Between the two House bills that were approved by the governor, there were four line-item vetoes, including $405 million in business tax and fee relief, $150 million in unemployment funds, nearly $87 million for private schools and $10 million for parents with children enrolled in school school programs in 2021.
Whitmer and State Budget Director David Massaron requested that Senate Appropriations Committee Chair Jim Stamas (R-Midland) and House Appropriations Committee Chair Thomas Albert (R-Lowell) meet by the end of day Friday to begin negotiations, with the goal of getting the remaining more than $2 billion in federal funding appropriated.

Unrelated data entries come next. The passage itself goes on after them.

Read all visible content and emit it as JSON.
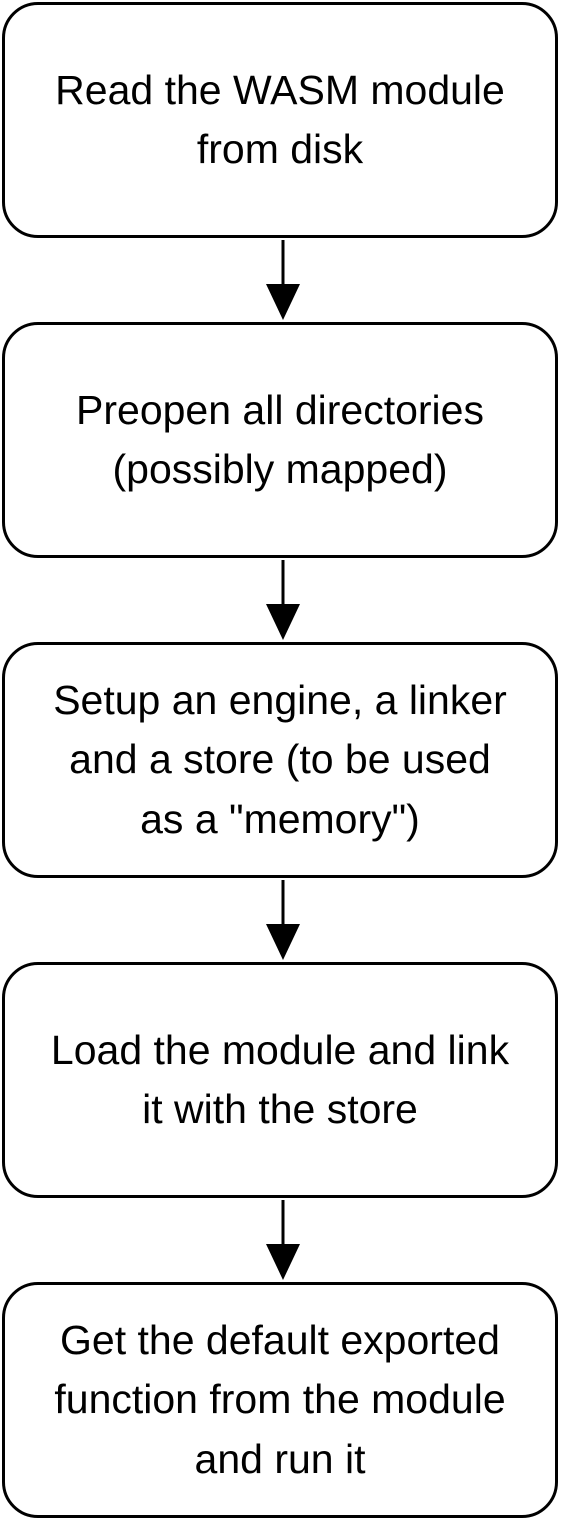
{
  "steps": [
    {
      "label": "Read the WASM module\nfrom disk"
    },
    {
      "label": "Preopen all directories\n(possibly mapped)"
    },
    {
      "label": "Setup an engine, a linker\nand a store (to be used\nas a \"memory\")"
    },
    {
      "label": "Load the module and link\nit with the store"
    },
    {
      "label": "Get the default exported\nfunction from the module\nand run it"
    }
  ]
}
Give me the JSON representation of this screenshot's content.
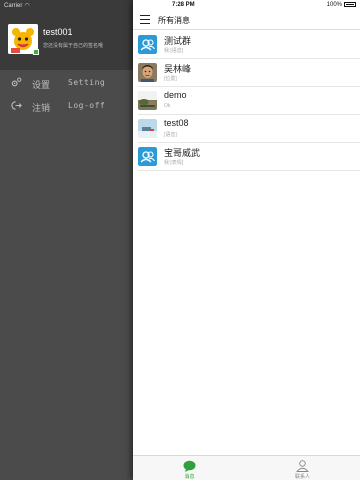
{
  "status_bar": {
    "carrier": "Carrier",
    "time": "7:28 PM",
    "battery": "100%"
  },
  "drawer": {
    "username": "test001",
    "signature": "您还没有属于自己的签名哦",
    "menu": [
      {
        "icon": "gear-icon",
        "label": "设置",
        "label_en": "Setting"
      },
      {
        "icon": "logout-icon",
        "label": "注销",
        "label_en": "Log-off"
      }
    ]
  },
  "navbar": {
    "title": "所有消息"
  },
  "conversations": [
    {
      "name": "测试群",
      "preview": "我:[语音]",
      "avatar": "group-avatar"
    },
    {
      "name": "吴林峰",
      "preview": "[位置]",
      "avatar": "person-photo-avatar"
    },
    {
      "name": "demo",
      "preview": "Ok",
      "avatar": "landscape-avatar"
    },
    {
      "name": "test08",
      "preview": "[语音]",
      "avatar": "sky-avatar"
    },
    {
      "name": "宝哥威武",
      "preview": "我:[表情]",
      "avatar": "group-avatar"
    }
  ],
  "tabbar": {
    "tabs": [
      {
        "label": "消息",
        "icon": "chat-bubble-icon",
        "active": true
      },
      {
        "label": "联系人",
        "icon": "contact-person-icon",
        "active": false
      }
    ]
  },
  "colors": {
    "accent": "#2ea13a",
    "group_avatar": "#2b9bd8",
    "drawer_bg": "#4b4b4b"
  }
}
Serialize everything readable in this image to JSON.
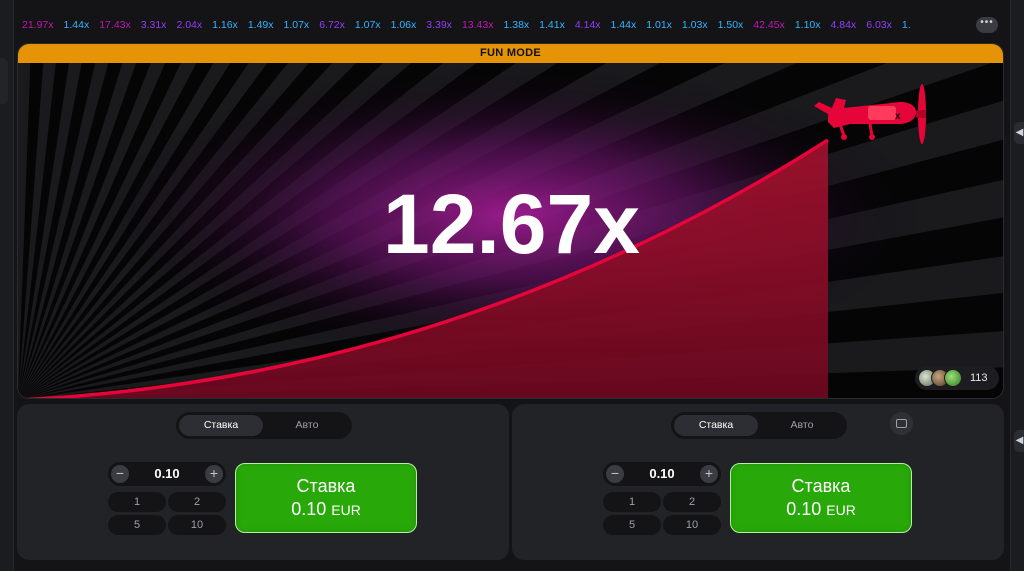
{
  "history": [
    {
      "text": "21.97x",
      "color": "pink"
    },
    {
      "text": "1.44x",
      "color": "blue"
    },
    {
      "text": "17.43x",
      "color": "pink"
    },
    {
      "text": "3.31x",
      "color": "purple"
    },
    {
      "text": "2.04x",
      "color": "purple"
    },
    {
      "text": "1.16x",
      "color": "blue"
    },
    {
      "text": "1.49x",
      "color": "blue"
    },
    {
      "text": "1.07x",
      "color": "blue"
    },
    {
      "text": "6.72x",
      "color": "purple"
    },
    {
      "text": "1.07x",
      "color": "blue"
    },
    {
      "text": "1.06x",
      "color": "blue"
    },
    {
      "text": "3.39x",
      "color": "purple"
    },
    {
      "text": "13.43x",
      "color": "pink"
    },
    {
      "text": "1.38x",
      "color": "blue"
    },
    {
      "text": "1.41x",
      "color": "blue"
    },
    {
      "text": "4.14x",
      "color": "purple"
    },
    {
      "text": "1.44x",
      "color": "blue"
    },
    {
      "text": "1.01x",
      "color": "blue"
    },
    {
      "text": "1.03x",
      "color": "blue"
    },
    {
      "text": "1.50x",
      "color": "blue"
    },
    {
      "text": "42.45x",
      "color": "pink"
    },
    {
      "text": "1.10x",
      "color": "blue"
    },
    {
      "text": "4.84x",
      "color": "purple"
    },
    {
      "text": "6.03x",
      "color": "purple"
    },
    {
      "text": "1.",
      "color": "blue"
    }
  ],
  "history_more_label": "•••",
  "colors": {
    "purple": "#913ef8",
    "blue": "#34b4ff",
    "pink": "#c017b4",
    "banner": "#e59407",
    "curve": "#e50539",
    "plane": "#e50539",
    "bet_green": "#28a909"
  },
  "game": {
    "banner_label": "FUN MODE",
    "multiplier": "12.67x",
    "players_count": "113",
    "plane_icon": "plane-icon"
  },
  "panels": [
    {
      "tab_active": "Ставка",
      "tab_inactive": "Авто",
      "amount": "0.10",
      "minus": "−",
      "plus": "+",
      "quick": [
        "1",
        "2",
        "5",
        "10"
      ],
      "bet_label": "Ставка",
      "bet_amount": "0.10",
      "currency": "EUR"
    },
    {
      "tab_active": "Ставка",
      "tab_inactive": "Авто",
      "amount": "0.10",
      "minus": "−",
      "plus": "+",
      "quick": [
        "1",
        "2",
        "5",
        "10"
      ],
      "bet_label": "Ставка",
      "bet_amount": "0.10",
      "currency": "EUR"
    }
  ]
}
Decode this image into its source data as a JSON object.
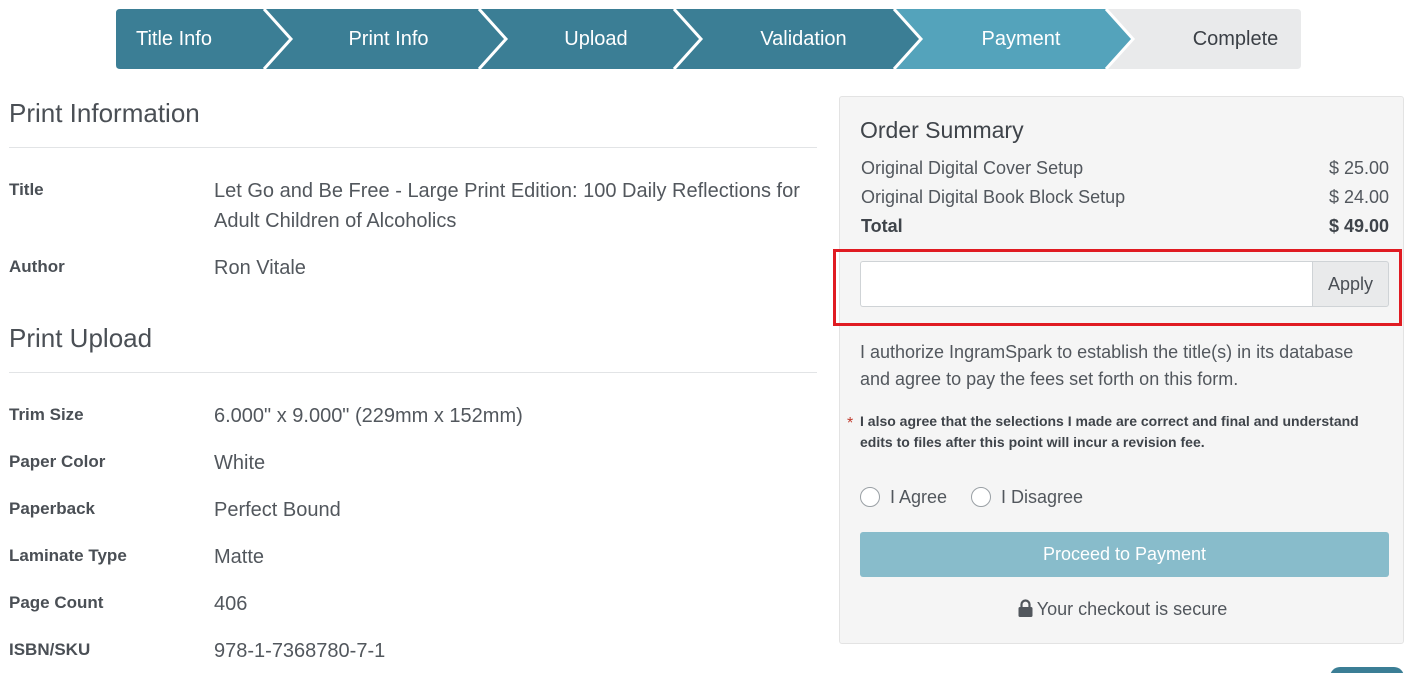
{
  "stepper": {
    "steps": [
      {
        "label": "Title Info",
        "state": "done"
      },
      {
        "label": "Print Info",
        "state": "done"
      },
      {
        "label": "Upload",
        "state": "done"
      },
      {
        "label": "Validation",
        "state": "done"
      },
      {
        "label": "Payment",
        "state": "current"
      },
      {
        "label": "Complete",
        "state": "upcoming"
      }
    ],
    "colors": {
      "done": "#3b7e95",
      "current": "#54a3bb",
      "upcoming": "#e9eaeb",
      "separator": "#ffffff"
    }
  },
  "print_information": {
    "title": "Print Information",
    "rows": [
      {
        "label": "Title",
        "value": "Let Go and Be Free - Large Print Edition: 100 Daily Reflections for Adult Children of Alcoholics"
      },
      {
        "label": "Author",
        "value": "Ron Vitale"
      }
    ]
  },
  "print_upload": {
    "title": "Print Upload",
    "rows": [
      {
        "label": "Trim Size",
        "value": "6.000\" x 9.000\" (229mm x 152mm)"
      },
      {
        "label": "Paper Color",
        "value": "White"
      },
      {
        "label": "Paperback",
        "value": "Perfect Bound"
      },
      {
        "label": "Laminate Type",
        "value": "Matte"
      },
      {
        "label": "Page Count",
        "value": "406"
      },
      {
        "label": "ISBN/SKU",
        "value": "978-1-7368780-7-1"
      }
    ]
  },
  "order_summary": {
    "title": "Order Summary",
    "items": [
      {
        "label": "Original Digital Cover Setup",
        "amount": "$ 25.00"
      },
      {
        "label": "Original Digital Book Block Setup",
        "amount": "$ 24.00"
      }
    ],
    "total": {
      "label": "Total",
      "amount": "$ 49.00"
    },
    "coupon": {
      "value": "",
      "placeholder": "",
      "apply_label": "Apply"
    },
    "authorization_text": "I authorize IngramSpark to establish the title(s) in its database and agree to pay the fees set forth on this form.",
    "required_marker": "*",
    "agreement_text": "I also agree that the selections I made are correct and final and understand edits to files after this point will incur a revision fee.",
    "options": {
      "agree": "I Agree",
      "disagree": "I Disagree"
    },
    "proceed_label": "Proceed to Payment",
    "secure_text": "Your checkout is secure",
    "highlight_color": "#e01b22",
    "proceed_color": "#88bccb"
  }
}
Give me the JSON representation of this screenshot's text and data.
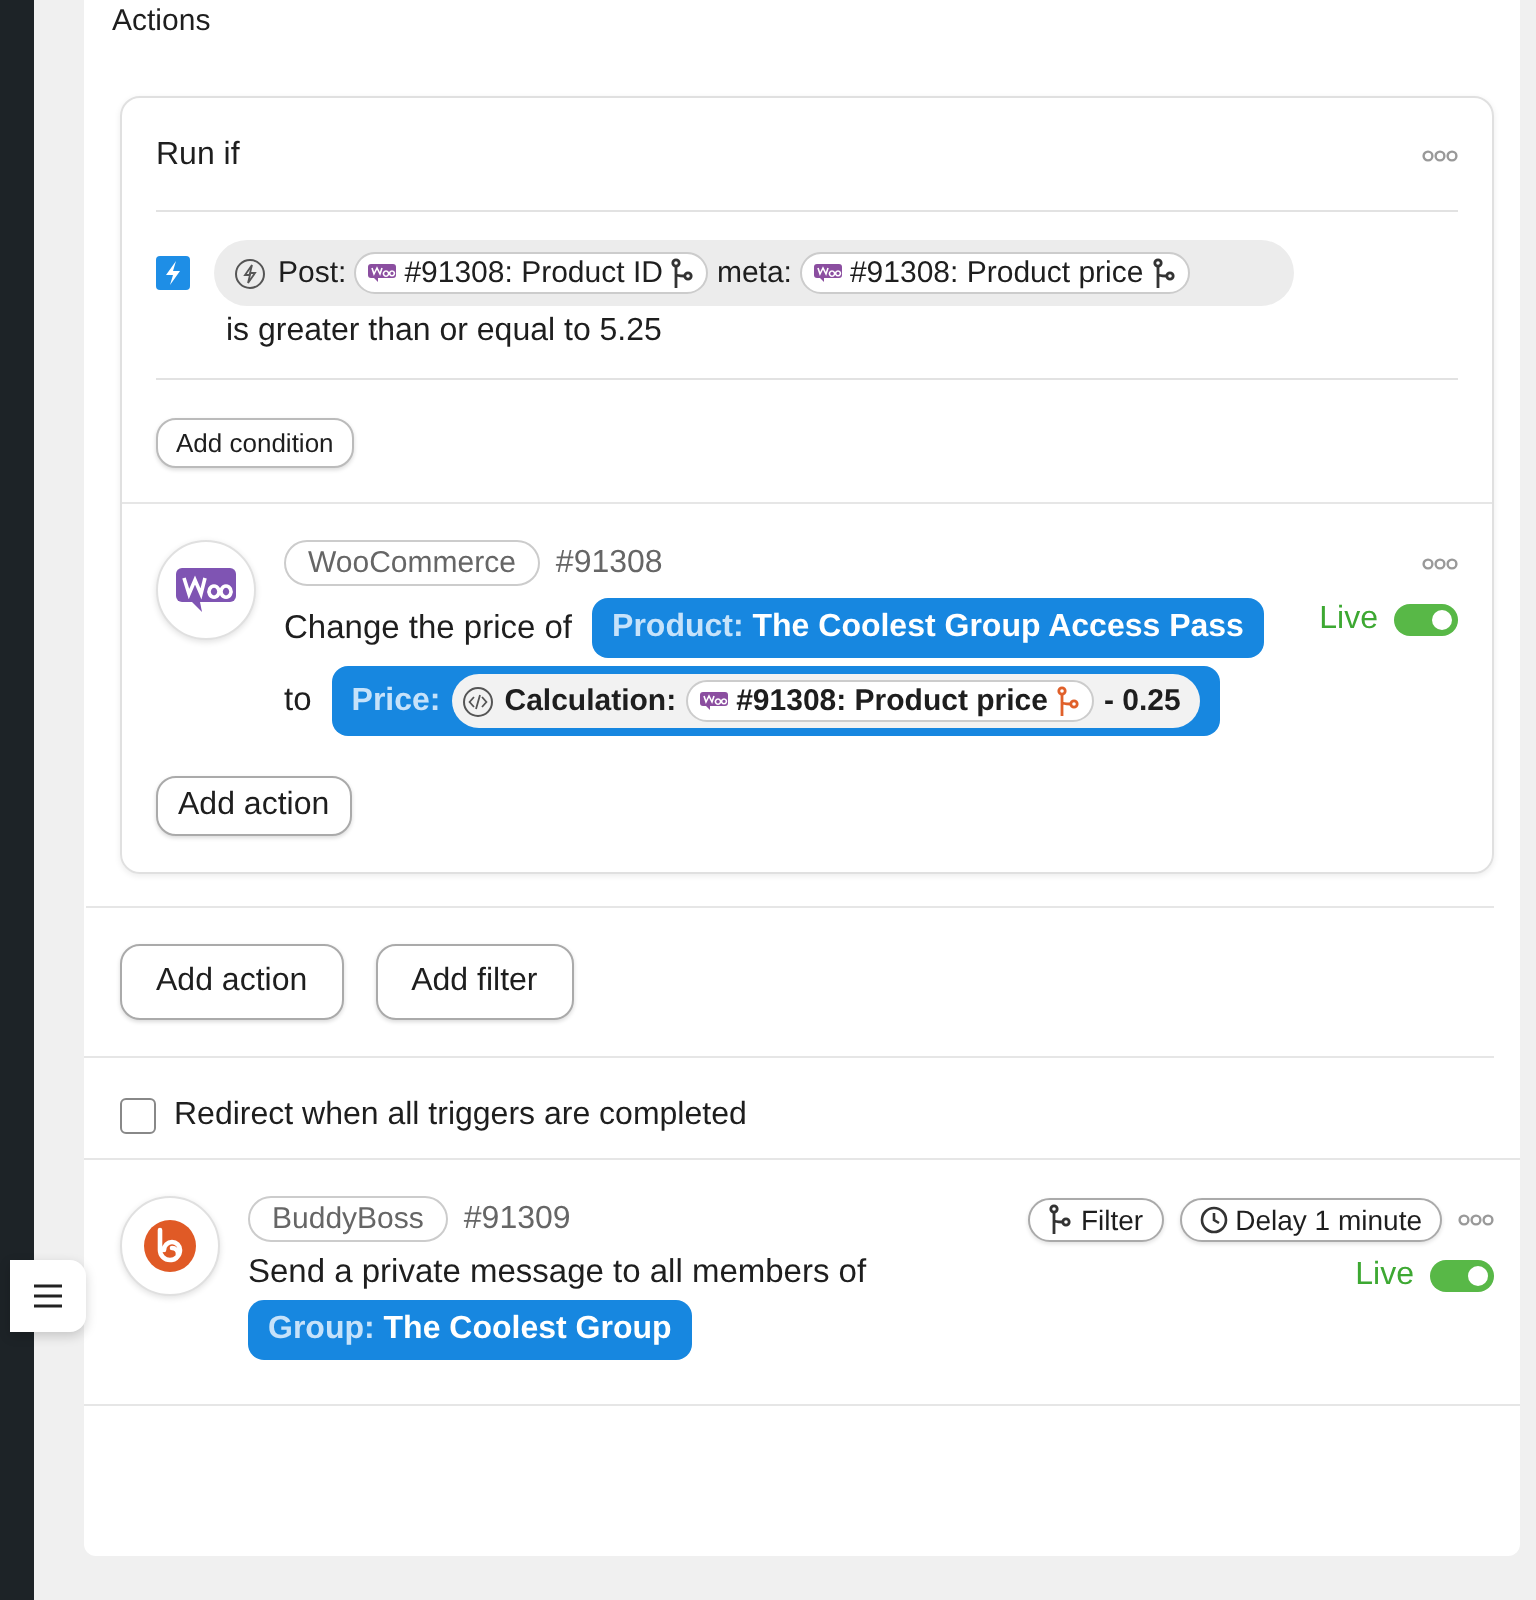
{
  "section_title": "Actions",
  "recipe_card": {
    "run_if": {
      "title": "Run if",
      "conditions": [
        {
          "parts": [
            {
              "kind": "text",
              "text": "Post:"
            },
            {
              "kind": "token",
              "text": "#91308: Product ID"
            },
            {
              "kind": "text",
              "text": "meta:"
            },
            {
              "kind": "token",
              "text": "#91308: Product price"
            }
          ],
          "comparison": "is greater than or equal to 5.25"
        }
      ],
      "add_button": "Add condition"
    },
    "actions": [
      {
        "integration": "WooCommerce",
        "kind": "woo",
        "id": "#91308",
        "live": {
          "label": "Live",
          "on": true
        },
        "lines": [
          [
            {
              "kind": "text",
              "text": "Change the price of"
            },
            {
              "kind": "field",
              "label": "Product:",
              "value": "The Coolest Group Access Pass"
            }
          ],
          [
            {
              "kind": "text",
              "text": "to"
            },
            {
              "kind": "calc_field",
              "label": "Price:",
              "calc_label": "Calculation:",
              "token": "#91308: Product price",
              "suffix": "- 0.25"
            }
          ]
        ],
        "add_button": "Add action"
      }
    ]
  },
  "footer_buttons": [
    "Add action",
    "Add filter"
  ],
  "redirect": {
    "label": "Redirect when all triggers are completed",
    "checked": false
  },
  "actions": [
    {
      "integration": "BuddyBoss",
      "kind": "buddyboss",
      "id": "#91309",
      "filter_button": "Filter",
      "delay_button": "Delay 1 minute",
      "live": {
        "label": "Live",
        "on": true
      },
      "lines": [
        [
          {
            "kind": "text",
            "text": "Send a private message to all members of"
          }
        ],
        [
          {
            "kind": "field",
            "label": "Group:",
            "value": "The Coolest Group"
          }
        ]
      ]
    }
  ]
}
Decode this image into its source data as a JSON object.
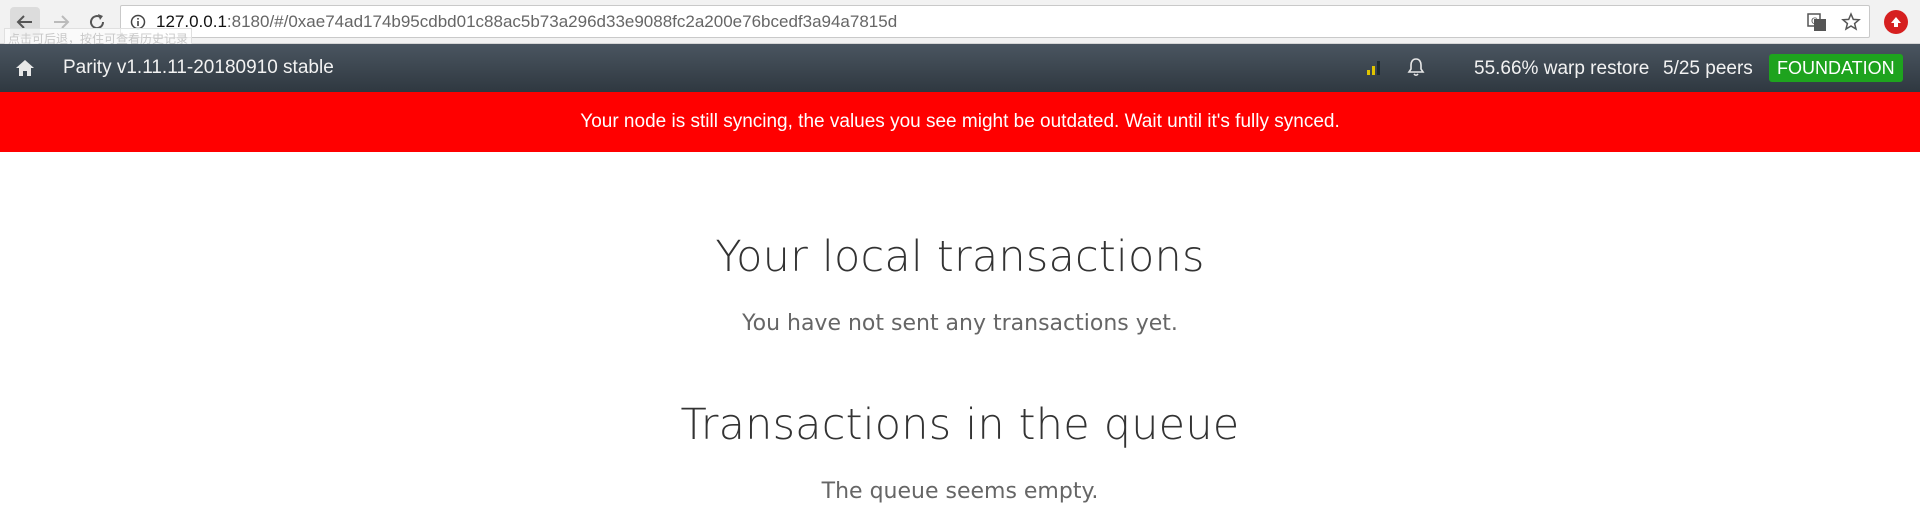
{
  "browser": {
    "tooltip_ghost": "点击可后退，按住可查看历史记录",
    "url_host": "127.0.0.1",
    "url_path": ":8180/#/0xae74ad174b95cdbd01c88ac5b73a296d33e9088fc2a200e76bcedf3a94a7815d",
    "icons": [
      "back-arrow-icon",
      "forward-arrow-icon",
      "reload-icon",
      "info-icon",
      "translate-icon",
      "star-icon",
      "extension-icon"
    ]
  },
  "navbar": {
    "title": "Parity v1.11.11-20180910 stable",
    "sync_status": "55.66% warp restore",
    "peers": "5/25 peers",
    "chain": "FOUNDATION",
    "chain_color": "#1ea31e",
    "icons": [
      "home-icon",
      "signal-icon",
      "bell-icon"
    ]
  },
  "banner": {
    "message": "Your node is still syncing, the values you see might be outdated. Wait until it's fully synced.",
    "color": "#ff0000"
  },
  "main": {
    "local_heading": "Your local transactions",
    "local_text": "You have not sent any transactions yet.",
    "queue_heading": "Transactions in the queue",
    "queue_text": "The queue seems empty."
  }
}
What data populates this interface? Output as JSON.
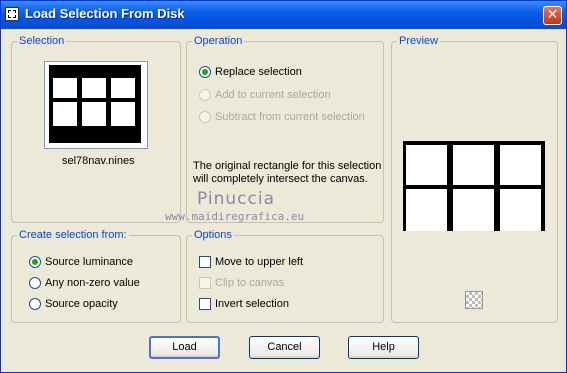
{
  "window": {
    "title": "Load Selection From Disk",
    "close": "✕"
  },
  "selection_group": {
    "label": "Selection",
    "file_name": "sel78nav.nines"
  },
  "operation_group": {
    "label": "Operation",
    "options": [
      "Replace selection",
      "Add to current selection",
      "Subtract from current selection"
    ],
    "selected": "Replace selection",
    "note_line1": "The original rectangle for this selection",
    "note_line2": "will completely intersect the canvas."
  },
  "preview_group": {
    "label": "Preview"
  },
  "create_group": {
    "label": "Create selection from:",
    "options": [
      "Source luminance",
      "Any non-zero value",
      "Source opacity"
    ],
    "selected": "Source luminance"
  },
  "options_group": {
    "label": "Options",
    "move_to_upper_left": "Move to upper left",
    "clip_to_canvas": "Clip to canvas",
    "invert_selection": "Invert selection"
  },
  "watermark": {
    "name": "Pinuccia",
    "url": "www.maidiregrafica.eu"
  },
  "buttons": {
    "load": "Load",
    "cancel": "Cancel",
    "help": "Help"
  }
}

“It is time to set aside partisanship and find a way to work together. I understand there are frustrations and differences of opinion on the pandemic response, but what we can all agree upon is the need to ensure that we are making use of the resources that are available to us,” Massaron wrote. “The items that were vetoed in the recent set of bills sent to us by the Legislature represent key points of difference between us, but it does not represent an unwillingness to work together.”
The Legislature goes on spring break on March 29 until April 12. There will likely soon be the added pressure of more funding coming from the latest $1.9 trillion relief bill the U.S. Senate passed last week and the House is expected to vote on this week. Michigan is set to receive an additional $5.6 billion in aid, which the Legislature will have to appropriate.
In response to the governor’s vetoes, Albert said in a statement that he is “deeply disappointed … but not surprised.”
“Whitmer is sending a clear message to the people of our state – she doesn’t care about you or if your livelihood survives the pandemic,” Albert wrote.
He did not mention whether or not he will agree to negotiations this week with the governor.
House Speaker Pro Tem Pamela Hornberger (R-Chesterfield Twp.), who sponsored HB 4049, also criticized the governor’s vetoes.
“These vetoes come as no surprise. Even before the pandemic, the governor’s priorities have been about her political aspirations, not what’s best for the people of Michigan,” Hornberger wrote in a statement. “A total of $840 million in academic funding was rejected by the governor today. That money would have helped restore in-person learning and give families the support they need to put their children in a summer school program if they choose. This is a very sad day for Michigan.”
Following the governor’s actions Tuesday, the House held four votes to attempt to override Whitmer’s line-item vetoes, but all failed to garner the necessary two-thirds vote.